VLS opens non-hazardous waste processing facility in Hockley, Texas
STAFF & WIRE REPORTS
VLS Environmental Solutions, LLC, a leading provider of environmental solutions that helps businesses achieve their sustainability goals, today announced the opening of a waste processing facility in Hockley, Texas.
The facility will provide processing of non-hazardous wastes with solutions such as waste-to-energy, solidification, recycling, and engineered fuel services and will service organizations from the Southwest to the West Coast.
“We are excited about expanding our waste services and solutions with the Houston waste facility,” said John Magee, President and CEO. “We continue to grow through grass roots facilities to provide our clients with nationwide services and to help them meet their sustainability goals.”
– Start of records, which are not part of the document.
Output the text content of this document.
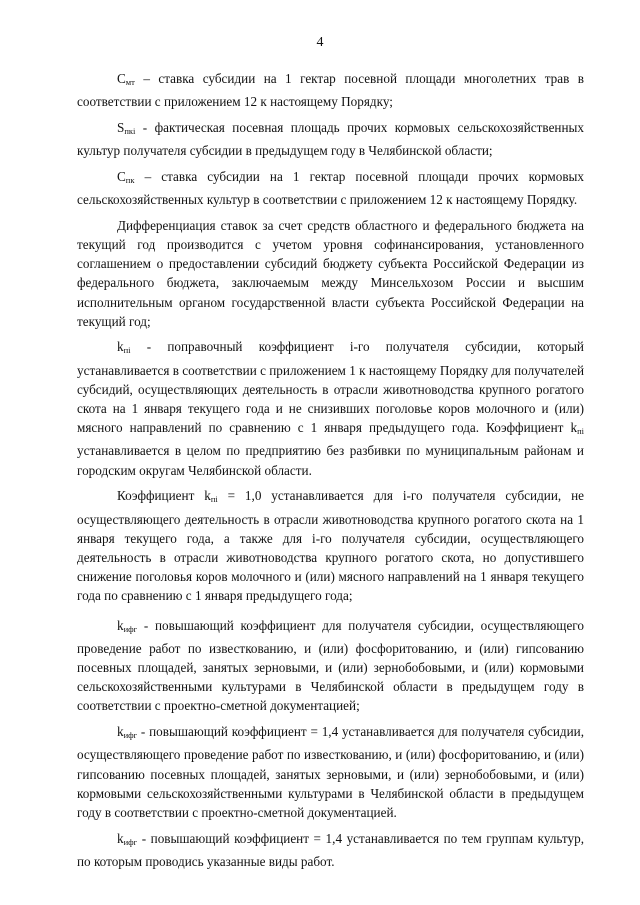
4

$С_{мт}$ – ставка субсидии на 1 гектар посевной площади многолетних трав в соответствии с приложением 12 к настоящему Порядку;

$S_{пкi}$ - фактическая посевная площадь прочих кормовых сельскохозяйственных культур получателя субсидии в предыдущем году в Челябинской области;

$С_{пк}$ – ставка субсидии на 1 гектар посевной площади прочих кормовых сельскохозяйственных культур в соответствии с приложением 12 к настоящему Порядку.

Дифференциация ставок за счет средств областного и федерального бюджета на текущий год производится с учетом уровня софинансирования, установленного соглашением о предоставлении субсидий бюджету субъекта Российской Федерации из федерального бюджета, заключаемым между Минсельхозом России и высшим исполнительным органом государственной власти субъекта Российской Федерации на текущий год;

$k_{пi}$ - поправочный коэффициент i-го получателя субсидии, который устанавливается в соответствии с приложением 1 к настоящему Порядку для получателей субсидий, осуществляющих деятельность в отрасли животноводства крупного рогатого скота на 1 января текущего года и не снизивших поголовье коров молочного и (или) мясного направлений по сравнению с 1 января предыдущего года. Коэффициент $k_{пi}$ устанавливается в целом по предприятию без разбивки по муниципальным районам и городским округам Челябинской области.

Коэффициент $k_{пi} = 1,0$ устанавливается для i-го получателя субсидии, не осуществляющего деятельность в отрасли животноводства крупного рогатого скота на 1 января текущего года, а также для i-го получателя субсидии, осуществляющего деятельность в отрасли животноводства крупного рогатого скота, но допустившего снижение поголовья коров молочного и (или) мясного направлений на 1 января текущего года по сравнению с 1 января предыдущего года;

$k_{ифг}$ - повышающий коэффициент для получателя субсидии, осуществляющего проведение работ по известкованию, и (или) фосфоритованию, и (или) гипсованию посевных площадей, занятых зерновыми, и (или) зернобобовыми, и (или) кормовыми сельскохозяйственными культурами в Челябинской области в предыдущем году в соответствии с проектно-сметной документацией;

$k_{ифг}$ - повышающий коэффициент = 1,4 устанавливается для получателя субсидии, осуществляющего проведение работ по известкованию, и (или) фосфоритованию, и (или) гипсованию посевных площадей, занятых зерновыми, и (или) зернобобовыми, и (или) кормовыми сельскохозяйственными культурами в Челябинской области в предыдущем году в соответствии с проектно-сметной документацией.

$k_{ифг}$ - повышающий коэффициент = 1,4 устанавливается по тем группам культур, по которым проводись указанные виды работ.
As a company this brings VLS’ facilities to 32 adding to their mission of delivering innovative environmental solutions.
“We believe with the waste processing facility in Houston, we can continue providing industry-leading service to our clients in the Southwest but also provide the same level of service to our clients on the West Coast including California, ” said Keith Cordesman, Vice President of Waste Services Division.
“Safety is our top core value, and our facility will have state-of-the-art safety processes and procedures that ensure we uphold our top core value,” said Alex Polhemus, Vice President of EH&S.VLS held a ribbon cutting ceremony on Wednesday, Nov. 9, at the new facility located at 17360 Premium Drive, Hockley, Texas. VLS welcomed the community and organizations for the opening.